Five Safety Tips for Setting Off Fireworks in Dry Weather
Most of us in Texas have been dealing with hot, dry weather for awhile. So it's the exact WRONG time to be setting off millions of fireworks. But obviously that'll happen tomorrow regardless of how dry it is.
So before you burn your neighbor's house down or start a grass fire, I've got some Fourth of July safety tips for you. Even if you've heard this stuff before, you should hear it again.
#1.) Spray Down the Launch Site with a Hose Beforehand. If you're only setting off fireworks that stay on the ground, spray down a spot that's at least 30 feet in diameter.

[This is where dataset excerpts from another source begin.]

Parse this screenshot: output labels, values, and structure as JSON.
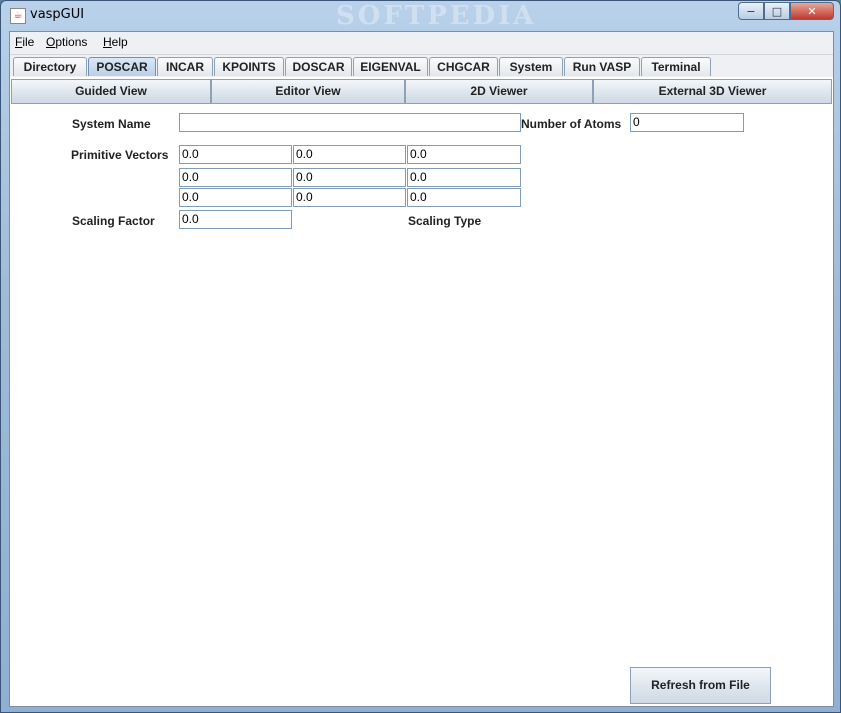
{
  "window": {
    "title": "vaspGUI",
    "watermark": "SOFTPEDIA",
    "controls": {
      "minimize": "−",
      "maximize": "□",
      "close": "✕"
    }
  },
  "menu": [
    {
      "label": "File",
      "mnemonic": "F"
    },
    {
      "label": "Options",
      "mnemonic": "O"
    },
    {
      "label": "Help",
      "mnemonic": "H"
    }
  ],
  "tabs": [
    "Directory",
    "POSCAR",
    "INCAR",
    "KPOINTS",
    "DOSCAR",
    "EIGENVAL",
    "CHGCAR",
    "System",
    "Run VASP",
    "Terminal"
  ],
  "active_tab": "POSCAR",
  "subtabs": [
    "Guided View",
    "Editor View",
    "2D Viewer",
    "External 3D Viewer"
  ],
  "form": {
    "system_name_label": "System Name",
    "system_name_value": "",
    "number_of_atoms_label": "Number of Atoms",
    "number_of_atoms_value": "0",
    "primitive_vectors_label": "Primitive Vectors",
    "primitive_vectors": [
      [
        "0.0",
        "0.0",
        "0.0"
      ],
      [
        "0.0",
        "0.0",
        "0.0"
      ],
      [
        "0.0",
        "0.0",
        "0.0"
      ]
    ],
    "scaling_factor_label": "Scaling Factor",
    "scaling_factor_value": "0.0",
    "scaling_type_label": "Scaling Type"
  },
  "refresh_button": "Refresh from File"
}
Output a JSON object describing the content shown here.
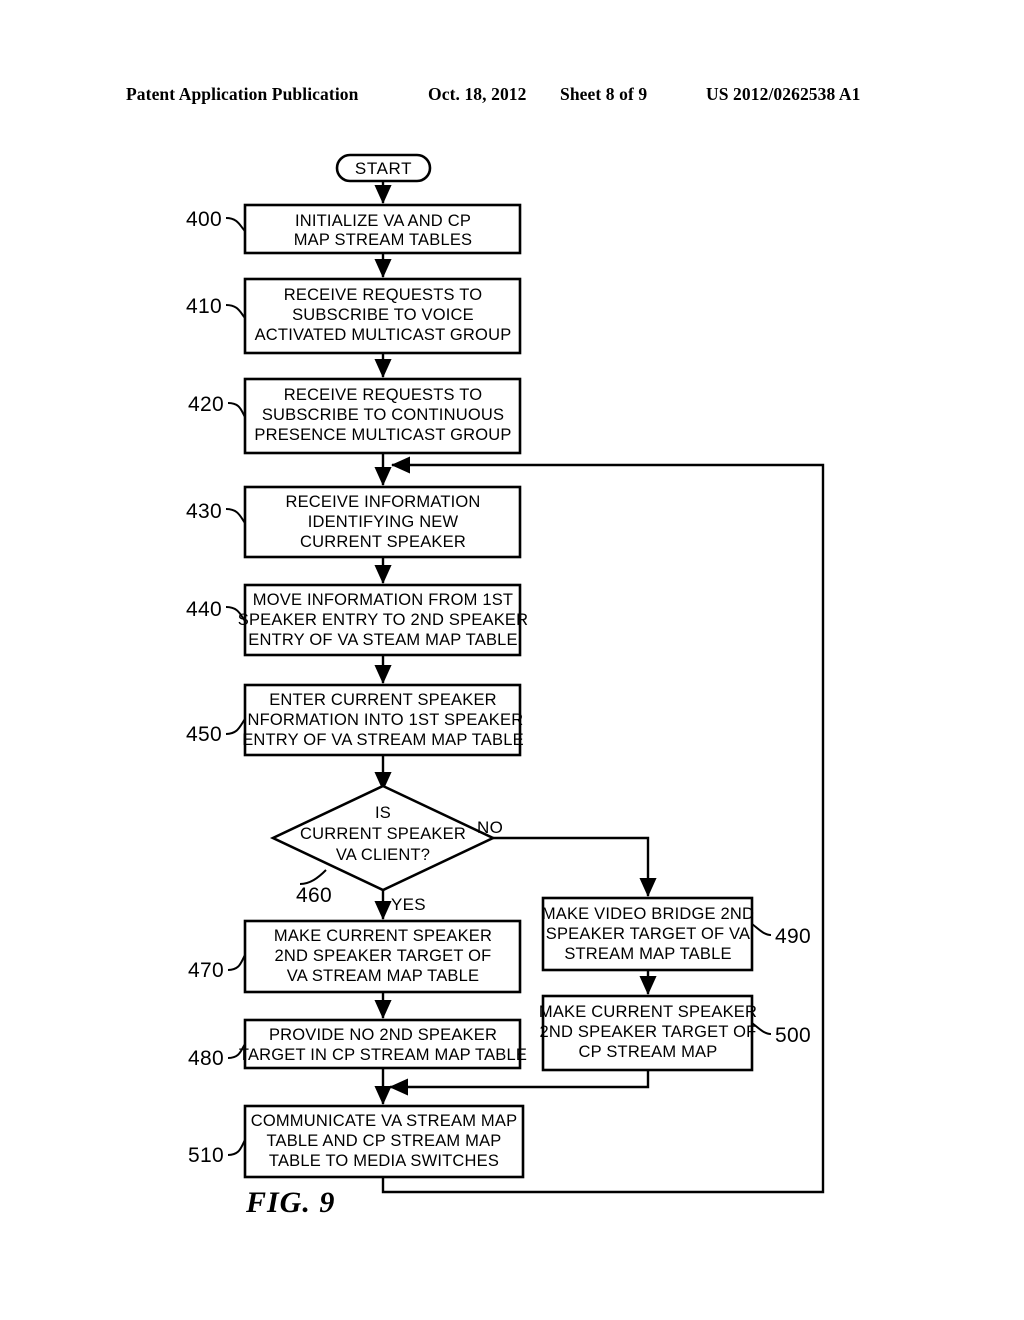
{
  "header": {
    "publication": "Patent Application Publication",
    "date": "Oct. 18, 2012",
    "sheet": "Sheet 8 of 9",
    "patent_number": "US 2012/0262538 A1"
  },
  "figure": {
    "label": "FIG. 9"
  },
  "flowchart": {
    "start_label": "START",
    "nodes": [
      {
        "ref": "400",
        "type": "process",
        "lines": [
          "INITIALIZE VA AND CP",
          "MAP STREAM TABLES"
        ]
      },
      {
        "ref": "410",
        "type": "process",
        "lines": [
          "RECEIVE REQUESTS TO",
          "SUBSCRIBE TO VOICE",
          "ACTIVATED MULTICAST GROUP"
        ]
      },
      {
        "ref": "420",
        "type": "process",
        "lines": [
          "RECEIVE REQUESTS TO",
          "SUBSCRIBE TO CONTINUOUS",
          "PRESENCE MULTICAST GROUP"
        ]
      },
      {
        "ref": "430",
        "type": "process",
        "lines": [
          "RECEIVE INFORMATION",
          "IDENTIFYING NEW",
          "CURRENT SPEAKER"
        ]
      },
      {
        "ref": "440",
        "type": "process",
        "lines": [
          "MOVE INFORMATION FROM 1ST",
          "SPEAKER ENTRY TO 2ND SPEAKER",
          "ENTRY OF VA STEAM MAP TABLE"
        ]
      },
      {
        "ref": "450",
        "type": "process",
        "lines": [
          "ENTER CURRENT SPEAKER",
          "INFORMATION INTO 1ST SPEAKER",
          "ENTRY OF VA STREAM MAP TABLE"
        ]
      },
      {
        "ref": "460",
        "type": "decision",
        "lines": [
          "IS",
          "CURRENT SPEAKER",
          "VA CLIENT?"
        ]
      },
      {
        "ref": "470",
        "type": "process",
        "lines": [
          "MAKE CURRENT SPEAKER",
          "2ND SPEAKER TARGET OF",
          "VA STREAM MAP TABLE"
        ]
      },
      {
        "ref": "480",
        "type": "process",
        "lines": [
          "PROVIDE NO 2ND SPEAKER",
          "TARGET IN CP STREAM MAP TABLE"
        ]
      },
      {
        "ref": "490",
        "type": "process",
        "lines": [
          "MAKE VIDEO BRIDGE 2ND",
          "SPEAKER TARGET OF VA",
          "STREAM MAP TABLE"
        ]
      },
      {
        "ref": "500",
        "type": "process",
        "lines": [
          "MAKE CURRENT SPEAKER",
          "2ND SPEAKER TARGET OF",
          "CP STREAM MAP"
        ]
      },
      {
        "ref": "510",
        "type": "process",
        "lines": [
          "COMMUNICATE VA STREAM MAP",
          "TABLE AND CP STREAM MAP",
          "TABLE TO MEDIA SWITCHES"
        ]
      }
    ],
    "branch_labels": {
      "yes": "YES",
      "no": "NO"
    }
  }
}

If you're using things like bottle rockets and Roman candles, it should ideally be 150 feet in diameter. And obviously don't choose a launching spot that LOOKS dry.

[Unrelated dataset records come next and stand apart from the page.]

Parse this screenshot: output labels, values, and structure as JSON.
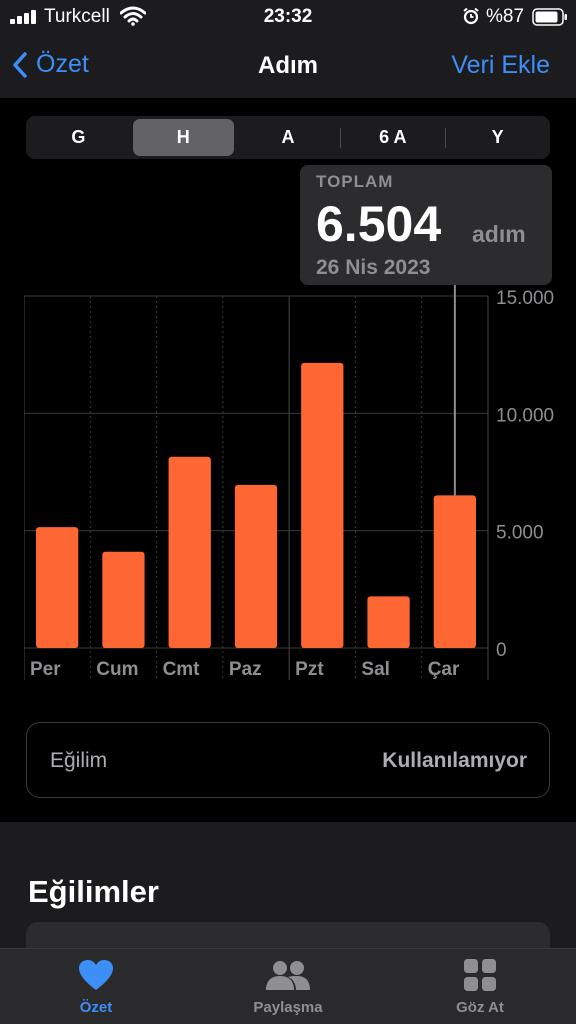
{
  "status": {
    "carrier": "Turkcell",
    "time": "23:32",
    "battery": "%87"
  },
  "nav": {
    "back": "Özet",
    "title": "Adım",
    "action": "Veri Ekle"
  },
  "ranges": [
    "G",
    "H",
    "A",
    "6 A",
    "Y"
  ],
  "selected_range": "H",
  "tooltip": {
    "label": "TOPLAM",
    "value": "6.504",
    "unit": "adım",
    "date": "26 Nis 2023"
  },
  "colors": {
    "accent": "#3d8ef7",
    "bar": "#fe6633"
  },
  "chart_data": {
    "type": "bar",
    "categories": [
      "Per",
      "Cum",
      "Cmt",
      "Paz",
      "Pzt",
      "Sal",
      "Çar"
    ],
    "values": [
      5150,
      4100,
      8150,
      6950,
      12150,
      2200,
      6504
    ],
    "ylim": [
      0,
      15000
    ],
    "yticks": [
      "15.000",
      "10.000",
      "5.000",
      "0"
    ],
    "ytick_values": [
      15000,
      10000,
      5000,
      0
    ],
    "highlighted": "Çar",
    "grid": true
  },
  "trend": {
    "label": "Eğilim",
    "value": "Kullanılamıyor"
  },
  "section_title": "Eğilimler",
  "tabs": [
    {
      "label": "Özet",
      "icon": "heart-icon",
      "active": true
    },
    {
      "label": "Paylaşma",
      "icon": "people-icon",
      "active": false
    },
    {
      "label": "Göz At",
      "icon": "grid-icon",
      "active": false
    }
  ]
}
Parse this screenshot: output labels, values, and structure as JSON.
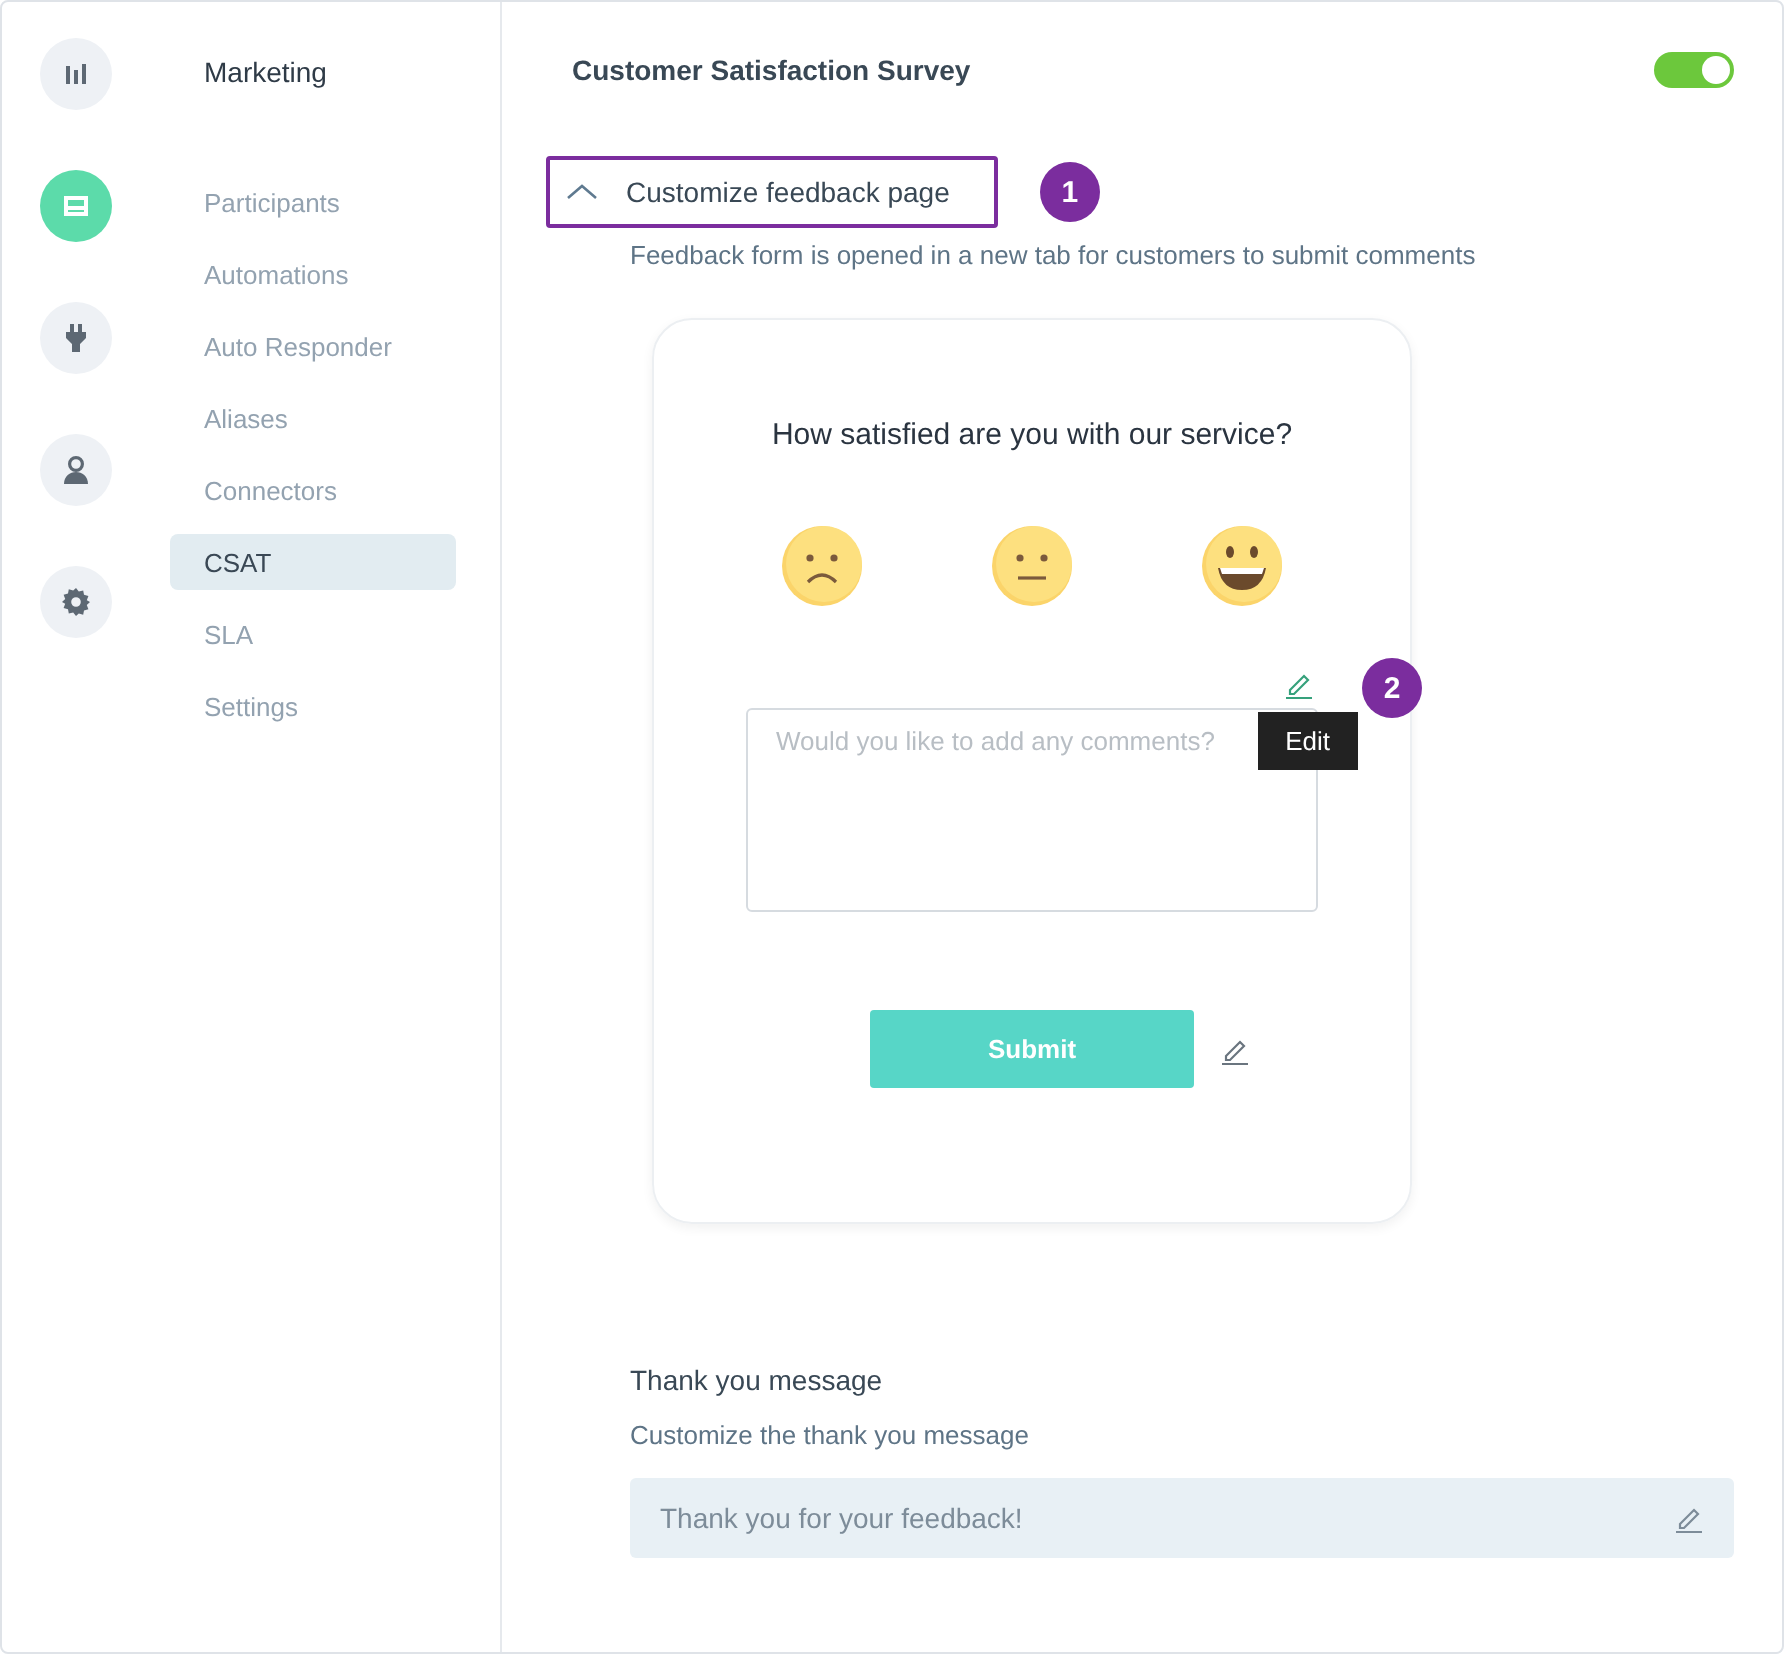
{
  "rail": [
    {
      "kind": "chart",
      "selected": false
    },
    {
      "kind": "inbox",
      "selected": true
    },
    {
      "kind": "plug",
      "selected": false
    },
    {
      "kind": "person",
      "selected": false
    },
    {
      "kind": "gear",
      "selected": false
    }
  ],
  "sidebar": {
    "title": "Marketing",
    "items": [
      {
        "label": "Participants",
        "selected": false
      },
      {
        "label": "Automations",
        "selected": false
      },
      {
        "label": "Auto Responder",
        "selected": false
      },
      {
        "label": "Aliases",
        "selected": false
      },
      {
        "label": "Connectors",
        "selected": false
      },
      {
        "label": "CSAT",
        "selected": true
      },
      {
        "label": "SLA",
        "selected": false
      },
      {
        "label": "Settings",
        "selected": false
      }
    ]
  },
  "header": {
    "title": "Customer Satisfaction Survey",
    "enabled": true
  },
  "section": {
    "title": "Customize feedback page",
    "expanded": true,
    "step": "1",
    "description": "Feedback form is opened in a new tab for customers to submit comments"
  },
  "preview": {
    "question": "How satisfied are you with our service?",
    "faces": [
      {
        "kind": "sad"
      },
      {
        "kind": "neutral"
      },
      {
        "kind": "happy"
      }
    ],
    "step": "2",
    "tooltip": "Edit",
    "comment_placeholder": "Would you like to add any comments?",
    "submit": "Submit"
  },
  "thank_you": {
    "title": "Thank you message",
    "description": "Customize the thank you message",
    "value": "Thank you for your feedback!"
  }
}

#2.) Keep the Hose Nearby, Just in Case. If a hose won't reach, then at least have a fire extinguisher handy. Or even a bucket of water is better than nothing.
#3.) Be Aware of How Windy It Is. If the wind picks up, let it die down before you set anything else off. Even one little spark can start a fire if it lands in the wrong place.
#4.) Designate One Adult to Watch for Any Sparks That Hit the Ground. If a fire DOES start, at least one of you needs to be paying attention so you can douse it as quickly as possible. And if you're all looking UP, you might not notice right away.
#5.) Don't Get Overconfident. Even if you're only using SMALL fireworks, you can still start a fire or hurt yourself by mistake.
According to the Consumer Product Safety Commission, there were at least 6,300 fireworks-related injuries in 2010, and about 20% of them were caused by sparklers. Another 6% were caused by bottle rockets.